The sinewy Ankole breed, well adapted to the harsh conditions of East Africa, is struggling today to compete with foreign cattle imports bred for maximum production. Scientists are expressing concern that this scenario, repeated around the world, is threatening the future of many native breeds, hence genetic diversity.

In recent decades, global trade, sophisticated marketing, artificial insemination and the demands of agricultural economics have made the Holstein cow the world’s predominant dairy breed. Despite skepticism from local herders, reluctant to deviate from tradition and wary of the Holstein’s expensive appetite and proneness to illness, the introduction of this breed into Uganda has been very successful.

The Holstein’s most alluring quality is that it makes money. In an African environment, a good animal can produce 20 or 30 times as much milk as an Ankole.
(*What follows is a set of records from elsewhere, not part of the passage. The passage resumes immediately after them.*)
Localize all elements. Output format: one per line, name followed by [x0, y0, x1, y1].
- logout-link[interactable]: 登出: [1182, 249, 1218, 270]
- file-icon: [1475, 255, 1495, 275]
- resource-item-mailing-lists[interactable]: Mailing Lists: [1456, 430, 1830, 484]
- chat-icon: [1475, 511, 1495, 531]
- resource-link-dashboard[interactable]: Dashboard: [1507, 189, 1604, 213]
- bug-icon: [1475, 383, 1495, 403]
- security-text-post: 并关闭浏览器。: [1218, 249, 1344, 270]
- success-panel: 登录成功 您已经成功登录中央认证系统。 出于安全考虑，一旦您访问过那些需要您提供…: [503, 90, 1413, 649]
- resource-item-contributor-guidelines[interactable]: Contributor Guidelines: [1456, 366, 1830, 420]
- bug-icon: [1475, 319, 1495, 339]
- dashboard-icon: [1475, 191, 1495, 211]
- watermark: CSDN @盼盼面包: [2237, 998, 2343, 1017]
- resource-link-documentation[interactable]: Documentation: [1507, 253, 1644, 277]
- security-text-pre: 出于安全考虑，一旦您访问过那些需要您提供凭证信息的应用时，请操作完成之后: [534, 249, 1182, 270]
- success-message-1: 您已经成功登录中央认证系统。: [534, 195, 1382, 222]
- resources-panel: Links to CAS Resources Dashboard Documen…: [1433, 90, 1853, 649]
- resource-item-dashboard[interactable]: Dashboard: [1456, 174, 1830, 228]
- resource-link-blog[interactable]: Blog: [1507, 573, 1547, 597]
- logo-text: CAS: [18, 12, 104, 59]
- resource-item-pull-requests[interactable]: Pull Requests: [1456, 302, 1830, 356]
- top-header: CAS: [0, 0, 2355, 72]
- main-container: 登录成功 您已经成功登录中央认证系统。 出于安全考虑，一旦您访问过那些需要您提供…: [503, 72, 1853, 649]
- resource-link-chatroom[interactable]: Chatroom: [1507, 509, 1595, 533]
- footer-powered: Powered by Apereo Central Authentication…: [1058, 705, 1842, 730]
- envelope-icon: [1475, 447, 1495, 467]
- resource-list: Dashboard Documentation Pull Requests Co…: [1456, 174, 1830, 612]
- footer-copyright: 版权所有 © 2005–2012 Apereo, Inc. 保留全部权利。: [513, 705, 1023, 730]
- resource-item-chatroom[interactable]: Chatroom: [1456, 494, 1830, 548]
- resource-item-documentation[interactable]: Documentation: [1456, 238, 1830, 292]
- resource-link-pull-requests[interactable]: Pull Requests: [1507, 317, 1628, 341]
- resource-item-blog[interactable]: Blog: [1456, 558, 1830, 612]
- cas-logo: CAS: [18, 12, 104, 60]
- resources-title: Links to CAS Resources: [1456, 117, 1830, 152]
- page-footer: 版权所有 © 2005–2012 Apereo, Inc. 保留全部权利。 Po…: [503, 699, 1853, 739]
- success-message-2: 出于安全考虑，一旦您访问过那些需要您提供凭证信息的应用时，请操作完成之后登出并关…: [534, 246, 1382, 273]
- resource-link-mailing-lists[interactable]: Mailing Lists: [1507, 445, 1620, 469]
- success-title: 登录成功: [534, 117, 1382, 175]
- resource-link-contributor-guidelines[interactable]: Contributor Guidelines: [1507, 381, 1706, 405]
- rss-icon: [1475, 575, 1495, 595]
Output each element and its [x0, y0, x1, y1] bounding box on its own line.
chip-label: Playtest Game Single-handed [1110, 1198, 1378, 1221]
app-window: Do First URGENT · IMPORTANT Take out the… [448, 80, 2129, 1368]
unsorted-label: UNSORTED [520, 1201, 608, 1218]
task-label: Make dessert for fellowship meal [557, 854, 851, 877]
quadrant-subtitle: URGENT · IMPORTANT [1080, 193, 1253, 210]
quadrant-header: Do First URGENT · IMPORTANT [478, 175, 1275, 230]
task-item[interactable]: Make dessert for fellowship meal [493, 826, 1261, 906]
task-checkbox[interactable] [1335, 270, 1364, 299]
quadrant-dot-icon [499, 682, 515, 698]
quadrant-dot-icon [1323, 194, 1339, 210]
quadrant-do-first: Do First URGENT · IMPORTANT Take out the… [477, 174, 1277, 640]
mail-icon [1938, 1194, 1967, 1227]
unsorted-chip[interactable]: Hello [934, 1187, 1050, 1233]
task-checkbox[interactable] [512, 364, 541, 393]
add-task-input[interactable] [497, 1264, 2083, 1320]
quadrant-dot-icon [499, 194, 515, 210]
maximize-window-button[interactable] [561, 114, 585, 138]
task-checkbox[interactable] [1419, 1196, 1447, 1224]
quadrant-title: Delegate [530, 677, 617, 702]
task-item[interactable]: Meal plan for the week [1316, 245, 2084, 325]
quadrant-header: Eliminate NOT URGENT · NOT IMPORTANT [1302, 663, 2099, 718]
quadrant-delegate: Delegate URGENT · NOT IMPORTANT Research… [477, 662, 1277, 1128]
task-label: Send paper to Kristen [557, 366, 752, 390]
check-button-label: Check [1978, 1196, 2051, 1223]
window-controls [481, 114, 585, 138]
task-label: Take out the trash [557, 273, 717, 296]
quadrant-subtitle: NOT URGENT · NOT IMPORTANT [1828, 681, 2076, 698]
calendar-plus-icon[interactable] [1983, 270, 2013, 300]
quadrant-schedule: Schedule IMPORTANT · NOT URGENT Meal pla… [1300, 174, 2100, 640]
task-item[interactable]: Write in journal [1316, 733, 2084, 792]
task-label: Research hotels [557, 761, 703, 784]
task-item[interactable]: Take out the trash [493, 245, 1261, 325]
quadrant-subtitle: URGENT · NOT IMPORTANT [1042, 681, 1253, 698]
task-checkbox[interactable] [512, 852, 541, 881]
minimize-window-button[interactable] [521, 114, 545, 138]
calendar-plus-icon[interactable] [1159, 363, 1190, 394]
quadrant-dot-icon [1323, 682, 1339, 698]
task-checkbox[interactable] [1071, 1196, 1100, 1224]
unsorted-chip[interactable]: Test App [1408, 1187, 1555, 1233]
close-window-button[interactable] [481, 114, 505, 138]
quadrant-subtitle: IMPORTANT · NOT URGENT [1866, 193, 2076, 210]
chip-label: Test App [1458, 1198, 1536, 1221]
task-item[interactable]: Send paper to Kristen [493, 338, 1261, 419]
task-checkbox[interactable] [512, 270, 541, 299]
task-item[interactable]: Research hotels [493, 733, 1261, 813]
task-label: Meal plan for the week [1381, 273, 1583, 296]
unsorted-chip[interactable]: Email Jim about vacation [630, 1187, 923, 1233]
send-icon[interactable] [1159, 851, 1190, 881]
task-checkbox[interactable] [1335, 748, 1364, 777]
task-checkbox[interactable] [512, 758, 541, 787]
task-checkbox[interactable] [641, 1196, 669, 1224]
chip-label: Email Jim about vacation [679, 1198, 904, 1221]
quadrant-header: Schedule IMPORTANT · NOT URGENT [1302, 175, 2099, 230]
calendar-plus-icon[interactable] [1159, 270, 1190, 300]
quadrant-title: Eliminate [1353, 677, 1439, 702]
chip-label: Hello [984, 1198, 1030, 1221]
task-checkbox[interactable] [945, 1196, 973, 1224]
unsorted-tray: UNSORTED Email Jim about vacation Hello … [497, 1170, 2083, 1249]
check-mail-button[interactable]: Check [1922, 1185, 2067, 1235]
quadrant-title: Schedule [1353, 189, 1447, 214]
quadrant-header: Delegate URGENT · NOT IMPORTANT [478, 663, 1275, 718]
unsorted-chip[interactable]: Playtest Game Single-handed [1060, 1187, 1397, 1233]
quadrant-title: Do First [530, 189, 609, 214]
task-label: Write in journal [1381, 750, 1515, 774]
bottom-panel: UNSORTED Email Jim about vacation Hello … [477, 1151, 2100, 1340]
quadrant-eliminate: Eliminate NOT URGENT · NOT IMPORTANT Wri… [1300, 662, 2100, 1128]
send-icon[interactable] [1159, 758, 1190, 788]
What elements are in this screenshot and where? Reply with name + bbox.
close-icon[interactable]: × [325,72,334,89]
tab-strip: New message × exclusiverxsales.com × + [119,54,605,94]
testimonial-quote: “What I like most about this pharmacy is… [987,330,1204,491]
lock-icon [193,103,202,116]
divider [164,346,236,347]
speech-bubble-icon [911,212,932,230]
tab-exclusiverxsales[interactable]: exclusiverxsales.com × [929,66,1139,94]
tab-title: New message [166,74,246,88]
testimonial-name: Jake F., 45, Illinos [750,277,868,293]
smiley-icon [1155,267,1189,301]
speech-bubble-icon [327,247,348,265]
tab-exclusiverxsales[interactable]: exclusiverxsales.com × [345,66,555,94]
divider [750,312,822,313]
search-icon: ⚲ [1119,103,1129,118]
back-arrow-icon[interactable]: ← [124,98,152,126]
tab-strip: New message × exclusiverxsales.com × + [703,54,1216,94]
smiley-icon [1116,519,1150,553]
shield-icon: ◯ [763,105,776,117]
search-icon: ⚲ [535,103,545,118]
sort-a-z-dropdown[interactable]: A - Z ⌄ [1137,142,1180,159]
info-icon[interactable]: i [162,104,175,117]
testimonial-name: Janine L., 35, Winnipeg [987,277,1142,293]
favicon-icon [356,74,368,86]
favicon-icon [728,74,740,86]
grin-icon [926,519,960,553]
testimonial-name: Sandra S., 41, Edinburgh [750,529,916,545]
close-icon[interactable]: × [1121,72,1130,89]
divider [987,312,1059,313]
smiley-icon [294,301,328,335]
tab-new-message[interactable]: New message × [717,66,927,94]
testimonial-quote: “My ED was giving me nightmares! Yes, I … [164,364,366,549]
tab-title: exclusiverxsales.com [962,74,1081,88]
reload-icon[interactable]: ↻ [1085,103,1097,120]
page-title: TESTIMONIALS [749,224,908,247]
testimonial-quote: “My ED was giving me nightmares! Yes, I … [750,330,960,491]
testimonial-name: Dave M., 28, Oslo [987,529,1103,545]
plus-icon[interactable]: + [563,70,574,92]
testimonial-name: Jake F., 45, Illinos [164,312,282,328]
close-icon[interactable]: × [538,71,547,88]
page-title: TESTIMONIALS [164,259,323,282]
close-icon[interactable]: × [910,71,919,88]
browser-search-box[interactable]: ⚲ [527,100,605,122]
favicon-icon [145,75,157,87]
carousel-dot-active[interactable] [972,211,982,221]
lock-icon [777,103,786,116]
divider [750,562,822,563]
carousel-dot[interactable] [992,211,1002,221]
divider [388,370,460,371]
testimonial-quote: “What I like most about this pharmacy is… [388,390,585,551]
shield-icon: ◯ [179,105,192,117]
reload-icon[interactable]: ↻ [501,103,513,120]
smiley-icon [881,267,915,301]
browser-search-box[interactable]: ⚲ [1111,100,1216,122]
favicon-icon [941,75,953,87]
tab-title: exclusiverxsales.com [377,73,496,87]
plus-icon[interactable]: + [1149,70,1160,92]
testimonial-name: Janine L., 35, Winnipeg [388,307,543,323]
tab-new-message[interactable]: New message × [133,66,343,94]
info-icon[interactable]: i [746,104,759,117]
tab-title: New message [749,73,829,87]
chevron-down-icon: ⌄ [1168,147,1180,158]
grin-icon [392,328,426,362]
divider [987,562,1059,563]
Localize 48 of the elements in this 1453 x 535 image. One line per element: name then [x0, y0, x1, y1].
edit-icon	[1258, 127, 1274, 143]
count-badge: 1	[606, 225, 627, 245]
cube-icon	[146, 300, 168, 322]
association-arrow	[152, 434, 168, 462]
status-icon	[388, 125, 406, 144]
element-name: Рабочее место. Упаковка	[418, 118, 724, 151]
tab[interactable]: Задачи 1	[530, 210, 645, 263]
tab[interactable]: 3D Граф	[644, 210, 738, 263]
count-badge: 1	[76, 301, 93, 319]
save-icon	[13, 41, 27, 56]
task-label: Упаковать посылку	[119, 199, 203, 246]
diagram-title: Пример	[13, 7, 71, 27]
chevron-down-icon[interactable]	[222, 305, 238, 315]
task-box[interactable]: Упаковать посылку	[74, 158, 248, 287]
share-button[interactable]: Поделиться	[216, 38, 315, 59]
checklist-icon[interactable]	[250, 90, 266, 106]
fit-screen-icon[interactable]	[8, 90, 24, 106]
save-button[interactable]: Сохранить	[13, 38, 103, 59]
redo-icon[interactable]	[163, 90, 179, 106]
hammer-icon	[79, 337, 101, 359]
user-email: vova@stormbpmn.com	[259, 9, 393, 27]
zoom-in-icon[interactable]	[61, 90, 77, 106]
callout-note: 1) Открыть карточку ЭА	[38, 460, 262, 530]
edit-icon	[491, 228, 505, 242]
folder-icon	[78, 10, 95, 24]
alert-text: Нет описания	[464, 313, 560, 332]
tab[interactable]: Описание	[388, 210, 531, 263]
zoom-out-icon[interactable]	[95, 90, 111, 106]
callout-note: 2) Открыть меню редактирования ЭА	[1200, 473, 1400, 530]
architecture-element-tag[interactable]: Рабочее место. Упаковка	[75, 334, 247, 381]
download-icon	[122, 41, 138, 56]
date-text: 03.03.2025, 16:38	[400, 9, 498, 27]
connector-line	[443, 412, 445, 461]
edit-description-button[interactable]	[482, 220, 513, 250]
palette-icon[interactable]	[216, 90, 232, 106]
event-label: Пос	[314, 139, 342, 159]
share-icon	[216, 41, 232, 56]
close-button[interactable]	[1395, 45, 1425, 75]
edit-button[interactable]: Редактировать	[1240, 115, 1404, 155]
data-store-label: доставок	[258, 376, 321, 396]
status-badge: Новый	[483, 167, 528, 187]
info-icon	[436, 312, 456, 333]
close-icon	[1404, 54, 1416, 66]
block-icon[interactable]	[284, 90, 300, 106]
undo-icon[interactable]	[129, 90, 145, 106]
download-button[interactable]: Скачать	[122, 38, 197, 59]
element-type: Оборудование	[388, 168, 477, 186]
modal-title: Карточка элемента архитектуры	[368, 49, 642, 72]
However, while the volume of milk produced in Uganda doubled between 1993 and 2003, demand did not increase and delivery systems failed to improve, leaving the product to literally flood the market. With price per liter falling, dairy farmers have had to stock Holsteins just to maintain their regular profit margins.

The world’s food supply is increasingly dependent on a small and narrowing list of highly engineered breeds such as the Holstein cow, the Large White pig and the Rhode Island Red and Leghorn chickens. The United Nations Food and Agriculture Organization (FAO) recently reported that at least 20 percent of the world’s estimated 7,600 livestock breeds are in danger of extinction and experts warn of a ‘meltdown’ in global genetic diversity.

In poor countries, which possess much of the world’s vanishing biodiversity, new populations of standardized breeds risk being devastated by future disease or environmental changes. Simultaneously, the undiscovered genetic advantages of indigenous breeds risk being lost.

Ankole cattle are said to possess much worth saving. Their horns, for example, are actually capable of dispersing excess body heat. Holsteins, on the other hand, aren’t well adapted to the heat or the harsh African environment. While they can survive for years, a slight deterioration of conditions through drought or the outbreak of disease can wipe out entire herds.

The exact Ankole population is unknown. ‘We’ve been saying the Ankoles are 50 percent of the national herd, but I don’t think that’s true anymore,’ says Dr Denis Mpairwe, an animal scientist at Uganda’s Makerere University. ‘Crossbreeding in the last five years has been so intense.’ According to forecasts by the International Livestock Research Institute, Ankoles could be extinct in 50 years.